Арнольд Штадлер - Однажды днем, а может быть, и ночью…
С тех пор она мечтала убежать с ним в Америку.
И по-прежнему сидела у Франца, безучастно, отрешенно, вот сейчас, например, примостившись на краешке его кровати, чистила банан, посматривала в сторону Америки и мечтала, наблюдая, как он набирает текст на компьютере. В поле ее зрения одновременно были Франц и обе свиньи. Всех троих связывала общая судьба: ни один из них не догадывался, что их ожидает.
Рамона долго, растягивая удовольствие, наслаждаясь каждым кусочком, ела банан, мечтала бежать в Америку со своим возлюбленным и косилась на Франца, словно это с ним она хочет бежать. Он улыбался ей в ответ, хотя ее улыбка предназначалась не ему, и печатал дальше.
В последнее время они почти нигде не бывали.
Чаще всего они сидели в этой комнате, лишь изредка выбираясь к друзьям и родственникам, в их убогие жилища, или в зоопарк.
Серая Гавана, обветшавшие, полуразрушенные дома, но, когда проезжаешь мимо, краем уха слышишь песни. Мимо дома Лесамы Лимы. Туристы в такие места не заглядывают. Франц печатал на своем ноутбуке сопроводительные тексты для фоторепортажа, который он собирался отдать в какой-нибудь журнал. Сначала он хотел было опубликовать в журнале «Море» самые красивые фотографии, в том числе из зоопарка, но теперь почти не снимал, а если и снимал, то Рамону, и далеко не все ее фотографии предназначались для посторонних глаз.

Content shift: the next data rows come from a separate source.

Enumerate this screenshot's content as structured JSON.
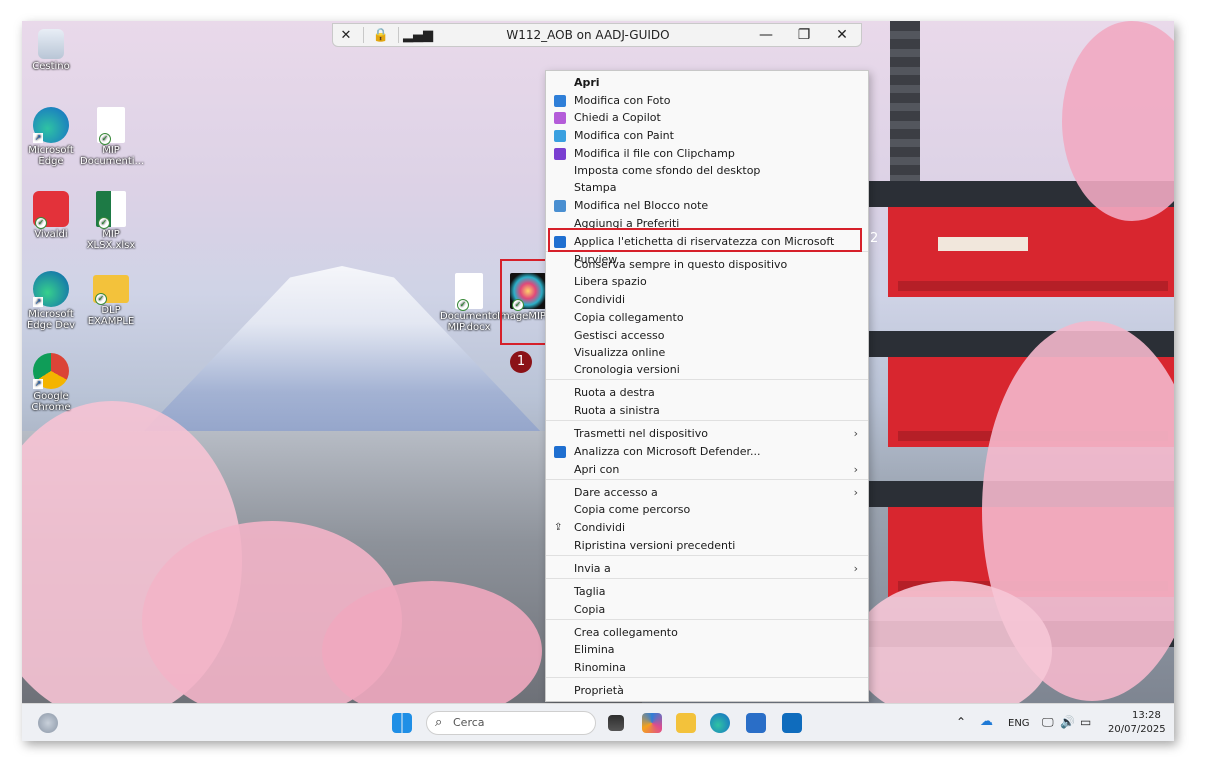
{
  "rdp_bar": {
    "title": "W112_AOB on AADJ-GUIDO",
    "icons": [
      "unpin-icon",
      "lock-icon",
      "signal-icon"
    ],
    "minimize": "—",
    "restore": "❐",
    "close": "✕"
  },
  "desktop_icons": [
    {
      "label": "Cestino"
    },
    {
      "label": "Microsoft Edge"
    },
    {
      "label": "MIP Documenti..."
    },
    {
      "label": "Vivaldi"
    },
    {
      "label": "MIP XLSX.xlsx"
    },
    {
      "label": "Microsoft Edge Dev"
    },
    {
      "label": "DLP EXAMPLE"
    },
    {
      "label": "Google Chrome"
    },
    {
      "label": "Documento MIP.docx"
    },
    {
      "label": "ImageMIP.jpg"
    }
  ],
  "callouts": {
    "one": "1",
    "two": "2"
  },
  "context_menu": {
    "items": [
      {
        "label": "Apri",
        "icon": ""
      },
      {
        "label": "Modifica con Foto",
        "icon": "photos-icon",
        "color": "#2f7fd8"
      },
      {
        "label": "Chiedi a Copilot",
        "icon": "copilot-icon",
        "color": "#b45cd9"
      },
      {
        "label": "Modifica con Paint",
        "icon": "paint-icon",
        "color": "#3aa0e0"
      },
      {
        "label": "Modifica il file con Clipchamp",
        "icon": "clipchamp-icon",
        "color": "#7a3fd1"
      },
      {
        "label": "Imposta come sfondo del desktop",
        "icon": ""
      },
      {
        "label": "Stampa",
        "icon": ""
      },
      {
        "label": "Modifica nel Blocco note",
        "icon": "notepad-icon",
        "color": "#4a8fd1"
      },
      {
        "label": "Aggiungi a Preferiti",
        "icon": ""
      },
      {
        "label": "Applica l'etichetta di riservatezza con Microsoft Purview",
        "icon": "purview-icon",
        "color": "#1f6fd0"
      },
      {
        "label": "Conserva sempre in questo dispositivo",
        "icon": ""
      },
      {
        "label": "Libera spazio",
        "icon": ""
      },
      {
        "label": "Condividi",
        "icon": ""
      },
      {
        "label": "Copia collegamento",
        "icon": ""
      },
      {
        "label": "Gestisci accesso",
        "icon": ""
      },
      {
        "label": "Visualizza online",
        "icon": ""
      },
      {
        "label": "Cronologia versioni",
        "icon": ""
      },
      {
        "label": "Ruota a destra",
        "icon": ""
      },
      {
        "label": "Ruota a sinistra",
        "icon": ""
      },
      {
        "label": "Trasmetti nel dispositivo",
        "icon": "",
        "submenu": true
      },
      {
        "label": "Analizza con Microsoft Defender...",
        "icon": "defender-icon",
        "color": "#1f6fd0"
      },
      {
        "label": "Apri con",
        "icon": "",
        "submenu": true
      },
      {
        "label": "Dare accesso a",
        "icon": "",
        "submenu": true
      },
      {
        "label": "Copia come percorso",
        "icon": ""
      },
      {
        "label": "Condividi",
        "icon": "share-icon"
      },
      {
        "label": "Ripristina versioni precedenti",
        "icon": ""
      },
      {
        "label": "Invia a",
        "icon": "",
        "submenu": true
      },
      {
        "label": "Taglia",
        "icon": ""
      },
      {
        "label": "Copia",
        "icon": ""
      },
      {
        "label": "Crea collegamento",
        "icon": ""
      },
      {
        "label": "Elimina",
        "icon": ""
      },
      {
        "label": "Rinomina",
        "icon": ""
      },
      {
        "label": "Proprietà",
        "icon": ""
      }
    ],
    "submenu_arrow": "›"
  },
  "taskbar": {
    "search_placeholder": "Cerca",
    "language": "ENG",
    "time": "13:28",
    "date": "20/07/2025"
  },
  "colors": {
    "highlight_box": "#d6202a",
    "callout_badge": "#8b1217"
  }
}
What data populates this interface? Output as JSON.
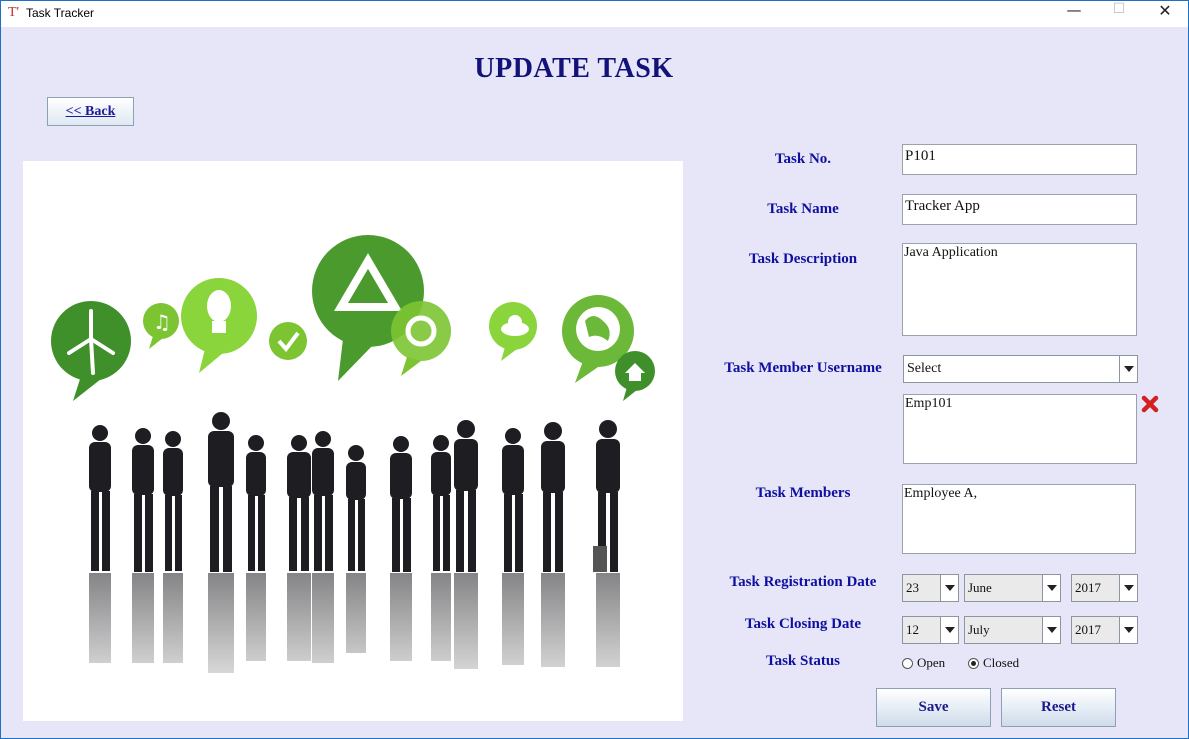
{
  "window": {
    "title": "Task Tracker",
    "icon": "T'"
  },
  "heading": "UPDATE TASK",
  "back_button": "<< Back",
  "form": {
    "task_no_label": "Task No.",
    "task_no_value": "P101",
    "task_name_label": "Task Name",
    "task_name_value": "Tracker App",
    "task_description_label": "Task Description",
    "task_description_value": "Java Application",
    "member_username_label": "Task Member Username",
    "member_username_select": "Select",
    "selected_members_value": "Emp101",
    "task_members_label": "Task Members",
    "task_members_value": "Employee A,",
    "registration_date_label": "Task Registration Date",
    "registration_date": {
      "day": "23",
      "month": "June",
      "year": "2017"
    },
    "closing_date_label": "Task Closing Date",
    "closing_date": {
      "day": "12",
      "month": "July",
      "year": "2017"
    },
    "status_label": "Task Status",
    "status_options": [
      "Open",
      "Closed"
    ],
    "status_selected": "Closed"
  },
  "buttons": {
    "save": "Save",
    "reset": "Reset"
  },
  "colors": {
    "background": "#e6e6f8",
    "label": "#1010a0",
    "heading": "#12127a",
    "remove": "#d42020"
  },
  "icons": [
    "app-icon",
    "minimize-icon",
    "maximize-icon",
    "close-icon",
    "remove-member-icon",
    "dropdown-arrow-icon"
  ]
}
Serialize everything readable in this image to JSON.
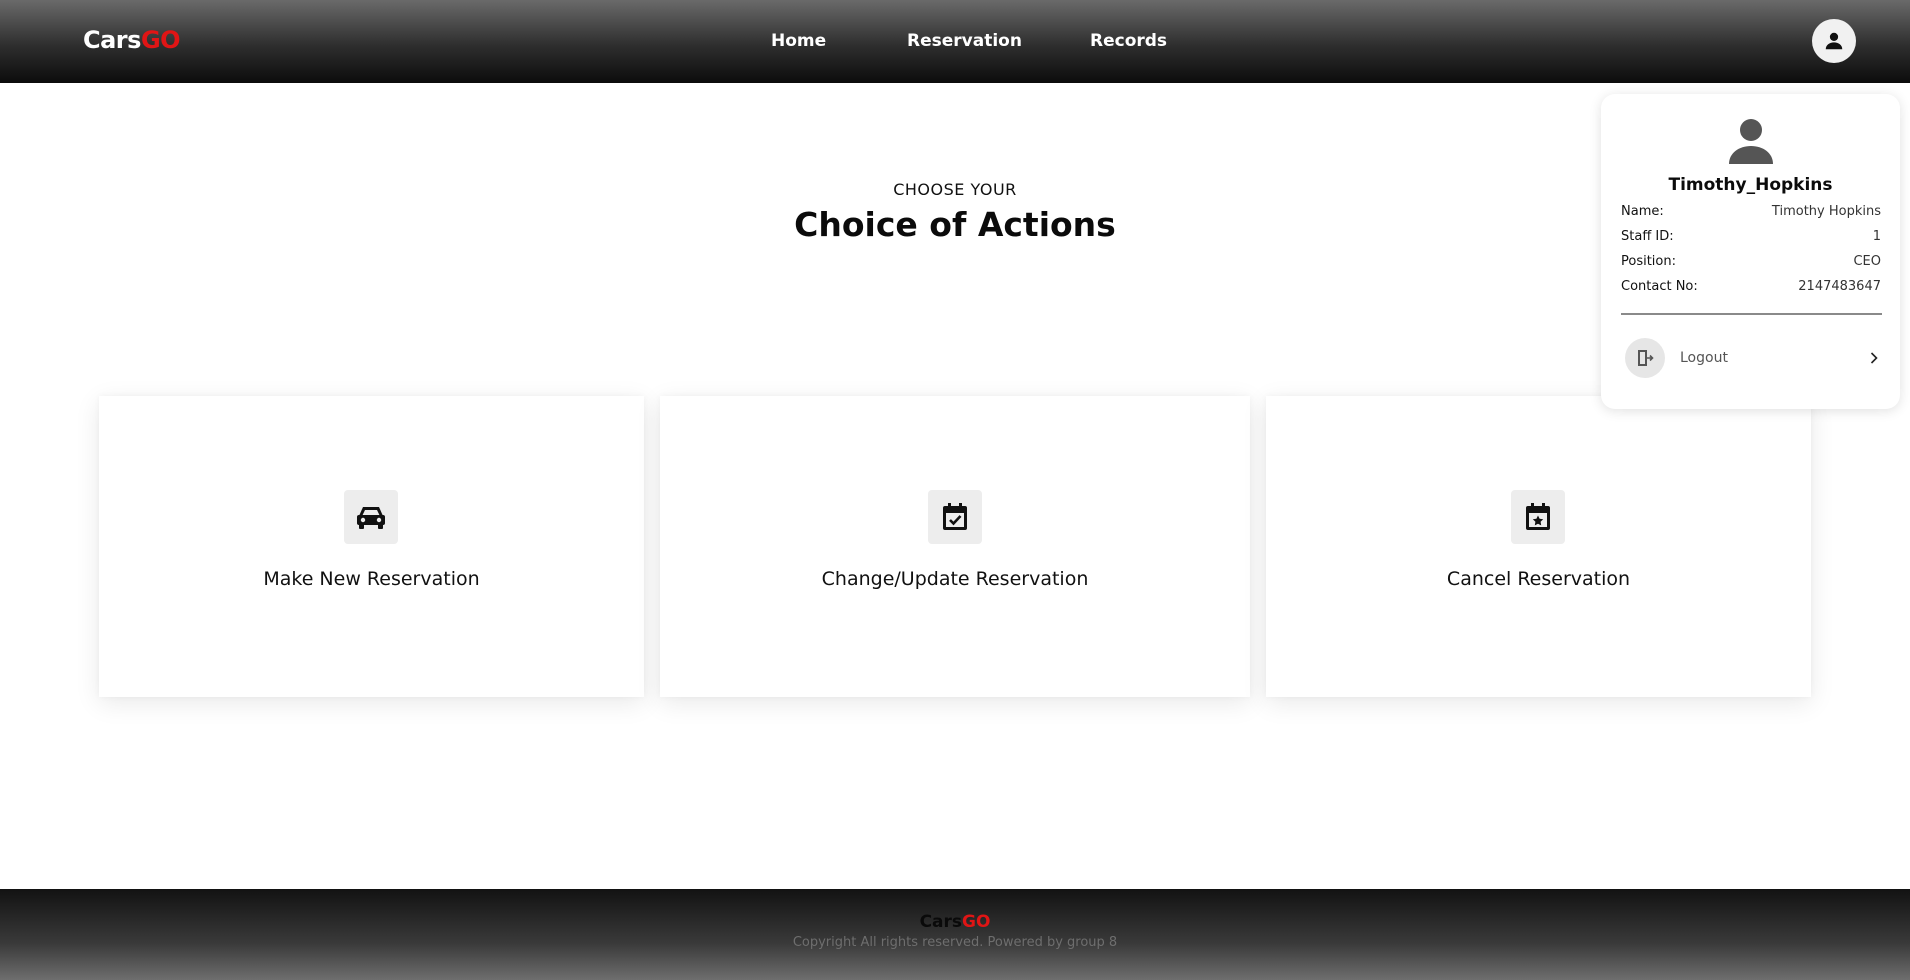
{
  "header": {
    "logo_part1": "Cars",
    "logo_part2": "GO",
    "nav": [
      {
        "label": "Home"
      },
      {
        "label": "Reservation"
      },
      {
        "label": "Records"
      }
    ]
  },
  "main": {
    "subtitle": "CHOOSE YOUR",
    "title": "Choice of Actions",
    "cards": [
      {
        "label": "Make New Reservation",
        "icon": "car-icon"
      },
      {
        "label": "Change/Update Reservation",
        "icon": "calendar-check-icon"
      },
      {
        "label": "Cancel Reservation",
        "icon": "calendar-star-icon"
      }
    ]
  },
  "profile": {
    "username": "Timothy_Hopkins",
    "rows": [
      {
        "key": "Name:",
        "value": "Timothy Hopkins"
      },
      {
        "key": "Staff ID:",
        "value": "1"
      },
      {
        "key": "Position:",
        "value": "CEO"
      },
      {
        "key": "Contact No:",
        "value": "2147483647"
      }
    ],
    "logout_label": "Logout"
  },
  "footer": {
    "logo_part1": "Cars",
    "logo_part2": "GO",
    "copyright": "Copyright All rights reserved. Powered by group 8"
  },
  "colors": {
    "accent": "#e01515",
    "header_dark": "#0c0c0c",
    "header_light": "#6a6a6a"
  }
}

В зоопарке Франц вдруг вспомнил, чему его учили в школе в Фельдкирхе. Он не мог согласиться с тем, что говорили ему тамошние учителя о человеке. Преподаватель латыни, описывая бесконечные сражения, стремился доказать, что человек выше животных. Ведь человек — существо разумное, это, по мнению преподавателя латыни, доказывают исторические труды Ливия[73], военные мемуары Цезаря[74] и низкопробный роман Светония[75]. Преподаватель Закона Божьего патер Ансельм Хоэнштайн в особенности настаивал на примате человека над приматами. Впрочем, Франц тоже неоднозначно относился к мнению вульгарного Дарвина, которого сейчас, в Гаване, как раз перечитывал, о том, что человек якобы происходит от обезьяны. Преподаватель Закона Божего говорил, что человек наделен бессмертной душой. И совестью. К преподавателям латыни и Закона Божьего присоединялся преподаватель немецкого, со своей стороны утверждавший, что человек одарен речью. Им вторил преподаватель биологии, учивший, что человека отличает от животных вертикальное положение тела и хождение на двух ногах. Обо всем этом Францу твердили еще в Вене, а потом в частной школе, и так всю жизнь. Однако Франц в конце своего долгого путешествия чувствовал, что, несмотря на все усилия, учителя и воспитатели его не убедили: ему казалось, что он не превосходит животных, он в крайнем случае такой же, как они. К тому же он полагал, что за сорок лет так и не стал существом разумным. Да и весь мир, в его представлении, был неразумным, начиная с Адама и Евы, их сына-убийцы Каина и Авеля, жертвы Каина, и кончая его матерью с ее венскими фантазиями на тему лжи в бывшем еврейском дворце на Рингштрассе, с ее последними мрачными догадками под сенью Зигмунда Фрейда. История человечества изначально была историей убийц и их жертв. Бессмертной души у него, возможно, тоже не было. Да и зачем ему бессмертная душа? Разве просто души не хватает?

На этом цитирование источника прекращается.